Marlborough will expand to a neighboring space in a bid to be Chelsea’s next mega-gallery.
Installation view of Keith Mayerson exhibition at Marlborough in 2015. Photo by Tom Powell, courtesy Marlborough.
On Monday, Marlborough announced that it has purchased 547 West 25th Street in New York’s Chelsea gallery district, the building directly adjacent to its current space, and will expand its current real estate by 6,500 square feet. The acquisition of the space—which has been for sale since its former tenant, Cheim & Read, closed in early 2019, though it is currently occupied by Blain | Southern—will make Marlborough an outfit with a high-wattage Chelsea presence to contend with behemoths currently being built for Pace, David Zwirner, and Hauser & Wirth.

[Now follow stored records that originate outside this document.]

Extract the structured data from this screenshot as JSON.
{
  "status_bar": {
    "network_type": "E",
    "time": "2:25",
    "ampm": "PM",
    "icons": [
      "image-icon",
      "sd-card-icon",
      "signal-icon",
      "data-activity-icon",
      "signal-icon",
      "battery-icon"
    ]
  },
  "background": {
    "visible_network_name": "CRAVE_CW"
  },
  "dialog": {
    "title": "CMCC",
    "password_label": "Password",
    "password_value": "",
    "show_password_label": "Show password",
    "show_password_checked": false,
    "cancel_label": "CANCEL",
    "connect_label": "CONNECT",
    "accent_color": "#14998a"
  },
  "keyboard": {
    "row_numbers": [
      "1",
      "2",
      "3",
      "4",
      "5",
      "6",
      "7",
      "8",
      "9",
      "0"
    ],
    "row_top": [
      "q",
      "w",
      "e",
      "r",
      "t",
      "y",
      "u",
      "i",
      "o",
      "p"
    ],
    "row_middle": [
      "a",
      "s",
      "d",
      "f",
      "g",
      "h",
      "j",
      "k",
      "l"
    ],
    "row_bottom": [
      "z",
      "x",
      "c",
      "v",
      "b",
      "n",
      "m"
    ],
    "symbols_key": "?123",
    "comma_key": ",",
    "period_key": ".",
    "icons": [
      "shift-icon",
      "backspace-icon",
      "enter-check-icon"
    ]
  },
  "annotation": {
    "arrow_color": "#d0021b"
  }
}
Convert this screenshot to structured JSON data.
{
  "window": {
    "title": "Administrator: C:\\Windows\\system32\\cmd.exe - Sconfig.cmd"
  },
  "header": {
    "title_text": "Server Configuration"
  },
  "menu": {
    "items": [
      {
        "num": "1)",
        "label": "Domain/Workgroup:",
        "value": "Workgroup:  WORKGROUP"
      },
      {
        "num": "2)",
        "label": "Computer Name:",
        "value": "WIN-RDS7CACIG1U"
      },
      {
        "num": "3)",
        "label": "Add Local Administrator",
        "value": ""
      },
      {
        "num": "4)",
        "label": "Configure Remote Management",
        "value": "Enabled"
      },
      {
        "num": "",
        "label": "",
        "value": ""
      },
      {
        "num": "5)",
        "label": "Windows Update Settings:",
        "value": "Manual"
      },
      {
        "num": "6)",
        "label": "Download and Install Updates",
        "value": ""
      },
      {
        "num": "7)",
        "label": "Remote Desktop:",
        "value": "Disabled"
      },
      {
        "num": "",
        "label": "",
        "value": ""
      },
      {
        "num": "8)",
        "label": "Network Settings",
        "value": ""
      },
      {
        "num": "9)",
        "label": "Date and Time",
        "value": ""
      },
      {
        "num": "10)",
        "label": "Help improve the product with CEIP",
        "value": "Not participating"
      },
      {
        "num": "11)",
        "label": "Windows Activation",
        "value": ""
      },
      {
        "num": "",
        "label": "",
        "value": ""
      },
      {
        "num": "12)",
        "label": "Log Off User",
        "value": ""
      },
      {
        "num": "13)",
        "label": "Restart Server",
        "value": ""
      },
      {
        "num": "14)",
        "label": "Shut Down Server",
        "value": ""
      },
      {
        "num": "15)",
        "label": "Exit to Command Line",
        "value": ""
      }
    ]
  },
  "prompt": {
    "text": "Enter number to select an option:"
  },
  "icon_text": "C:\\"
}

With the expansion comes consolidation. The 57th Street gallery known as Marlborough New York will close at the end of the year, and the Marlborough locations in Chelsea and London’s Mayfair will have an integrated programming platform. The global outfit will be rebranded as Marlborough, doing away with the pivot to calling both Chelsea and Mayfair spaces Marlborough Contemporary, a change initiated over two years ago.
Max Levai—who has been in charge of the Chelsea space since 2011 and also took a hand in managing the London space when programming merged in 2017—will be president of the rejiggered system. His father, Pierre Levai—nephew of Frank Lloyd, who co-founded Marlborough Fine Art in London in the 1940s—will be chairman, and Pascal Spengmann, who has been the director of Marlborough Chelsea since 2012, has been named vice president.
In a statement, Max Levai said:
In today’s globalized market, the geographically-specific programming of the individual galleries no longer seems viable. Aligning our programs will allow us to proceed with a unified identity, put forth the most diverse and interesting program, and build upon the Marlborough legacy of successful partnership with the world’s leading artists in a more efficient manner.
The expanded New York gallery will not open in full until the fall of 2020, but the London gallery—which is run by managing director Frankie Rossie and chairman John Erle-Drax—will start in the summer of 2019 with a group show called “The Smiths,” featuring more than 30 artists with the last name Smith (it was inspired by Maurizio Cattelan). It will be followed in the fall by a Jonah Freeman and Justin Lowe show, and an exhibition of work by the late sculptor Magdalena Abakanowicz timed to her exhibition at the Tate Modern. Upcoming programming in New York includes shows of work by Tomás Sánchez, Joe Zucker, and a large retrospective of filmmaker Kenneth Anger.
The news signals a further erosion of 57th Street as a New York gallery thoroughfare. Marlborough first opened a space on that strip in 1963, and it has been at 40 West 57th Street since 1971.